For now, momentum remains firmly with the buyers. “Trying to pick a top in gold is pretty much a fool's errand at this stage,” said Michael Brown, Senior Research Strategist at Pepperstone.

“Momentum remains firmly with the buyers, supported by a strong fundamental bull case. Demand from reserve allocators seeking diversification, the risk of inflation expectations coming loose, and runaway fiscal spending in developed markets are all driving the rally. On top of that, we are now in uncharted territory, with gold setting fresh record highs almost daily.

"Right now, the most notable levels to watch are simply the round numbers, $3,900 then $4,000, purely for psychological reasons as opposed to anything more complicated.”

On Wednesday, spot gold gained 0.8% to $3,886.97 an ounce by 1055 GMT after touching a record peak of $3,898.18. The US government shutdown added fuel to an already powerful rally.

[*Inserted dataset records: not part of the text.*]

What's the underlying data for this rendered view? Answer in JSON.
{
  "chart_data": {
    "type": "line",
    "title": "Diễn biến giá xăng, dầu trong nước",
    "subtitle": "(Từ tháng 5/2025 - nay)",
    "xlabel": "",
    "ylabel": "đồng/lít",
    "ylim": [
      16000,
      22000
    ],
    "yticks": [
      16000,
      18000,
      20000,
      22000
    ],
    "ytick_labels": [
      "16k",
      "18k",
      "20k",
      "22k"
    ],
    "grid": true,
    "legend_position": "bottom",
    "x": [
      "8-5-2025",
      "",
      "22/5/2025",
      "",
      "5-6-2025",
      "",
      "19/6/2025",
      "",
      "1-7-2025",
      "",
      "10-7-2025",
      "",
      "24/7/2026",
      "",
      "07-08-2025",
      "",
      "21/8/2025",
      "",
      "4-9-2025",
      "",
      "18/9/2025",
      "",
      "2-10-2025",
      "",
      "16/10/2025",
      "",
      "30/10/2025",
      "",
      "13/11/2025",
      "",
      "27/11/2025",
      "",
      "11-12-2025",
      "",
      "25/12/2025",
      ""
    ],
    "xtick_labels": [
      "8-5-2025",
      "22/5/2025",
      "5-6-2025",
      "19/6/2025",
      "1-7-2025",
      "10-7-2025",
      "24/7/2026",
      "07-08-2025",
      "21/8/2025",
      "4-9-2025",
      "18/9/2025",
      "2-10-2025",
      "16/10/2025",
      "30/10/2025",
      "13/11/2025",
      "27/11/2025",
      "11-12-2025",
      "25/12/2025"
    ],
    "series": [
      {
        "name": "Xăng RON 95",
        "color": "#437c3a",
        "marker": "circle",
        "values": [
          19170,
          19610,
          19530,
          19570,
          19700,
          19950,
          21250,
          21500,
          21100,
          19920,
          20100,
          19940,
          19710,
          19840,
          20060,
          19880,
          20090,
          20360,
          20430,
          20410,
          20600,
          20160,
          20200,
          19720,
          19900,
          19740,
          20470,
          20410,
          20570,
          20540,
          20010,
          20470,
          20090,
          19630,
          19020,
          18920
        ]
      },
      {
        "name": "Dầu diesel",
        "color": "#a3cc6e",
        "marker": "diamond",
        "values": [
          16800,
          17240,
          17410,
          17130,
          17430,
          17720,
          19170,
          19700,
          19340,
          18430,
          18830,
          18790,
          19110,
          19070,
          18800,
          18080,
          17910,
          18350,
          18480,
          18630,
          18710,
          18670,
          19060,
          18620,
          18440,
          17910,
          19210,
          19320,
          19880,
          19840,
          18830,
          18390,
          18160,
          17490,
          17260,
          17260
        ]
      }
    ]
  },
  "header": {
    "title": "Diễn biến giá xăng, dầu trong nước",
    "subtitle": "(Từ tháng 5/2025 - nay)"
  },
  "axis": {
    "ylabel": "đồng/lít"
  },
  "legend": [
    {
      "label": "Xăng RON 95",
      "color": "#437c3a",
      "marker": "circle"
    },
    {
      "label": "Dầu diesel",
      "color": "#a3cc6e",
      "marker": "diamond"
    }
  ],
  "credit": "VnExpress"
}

The shutdown has stalled key economic data releases and triggered the furlough of about 750,000 federal workers at an estimated daily cost of $400 million, and has deepened the safe-haven bid. Non-yielding gold thrives when real rates fall and macro uncertainty spikes.

Is the correction coming soon?

Technically, some analysts have been calling the market overbought for weeks, but it has continued to surge. “Again it's tough to argue that the rally is 'overextended', by many metrics bullion has been 'overbought' since the start of September, yet we've rallied well over 10% since then, so gauging where we stand based on momentum metrics alone doesn't paint anything near a full picture of what's really going on,” Brown said.

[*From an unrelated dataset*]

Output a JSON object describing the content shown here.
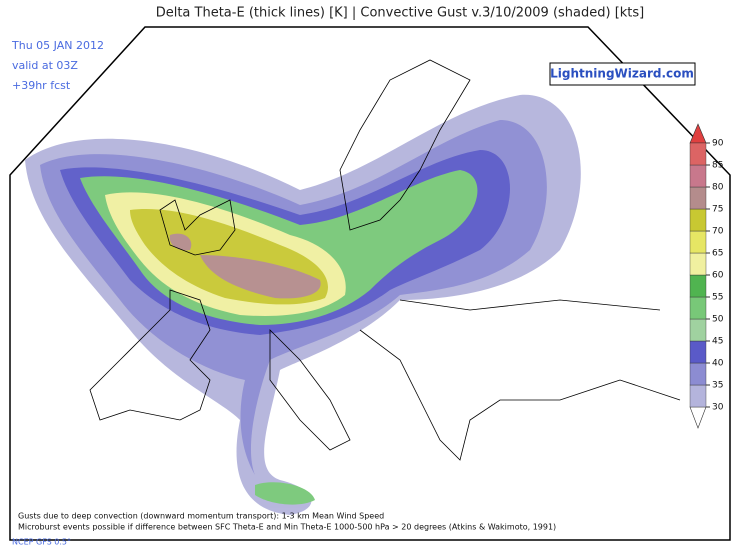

“As for support, though, the prior range highs around $3,700 an ounce, followed by the 50-day moving average at $3,505 an ounce, stand as the most obvious levels to watch. So long as we remain above that latter MA, though, the over-arching trend remains to the upside.”

Goldman Sachs expects gold to reach $4,000 per ounce by mid-2026, driven by what it calls “conviction buyers”, which include central banks, ETFs and speculators with longer-term strategies, rather than short-term opportunistic traders.

According to the bank, every 100 tonnes of net purchases by these conviction holders typically lifts gold by about 1.7%. Central banks have been buying approximately 64 tonnes a month this year, with activity expected to reaccelerate in the autumn after a seasonal slowdown during the summer. Goldman expects the current trend in official sector accumulation to last at least another three years.

Fewer buying opportunities?

The traditional inverse link between gold and the US dollar has also weakened. “A rebound in the greenback is unlikely to derail the rally in gold to any great extent, given that the yellow metal has continued to gain ground in recent sessions, despite the buck firming against most major peers,” Brown noted.

“The same goes for the policy backdrop, though the chance of a hawkish Fed pivot is pretty remote at this stage, given that the typical inverse relationship between gold and real rates has been broken since at least mid-2022, and seems unlikely to re-establish itself any time soon.”

For now, the market remains supported by central bank buying, fiscal expansion in developed economies, and investor uncertainty over growth and inflation. Until one of those props is removed, any pullback is likely to be seen as a buying opportunity rather than the start of a deeper decline.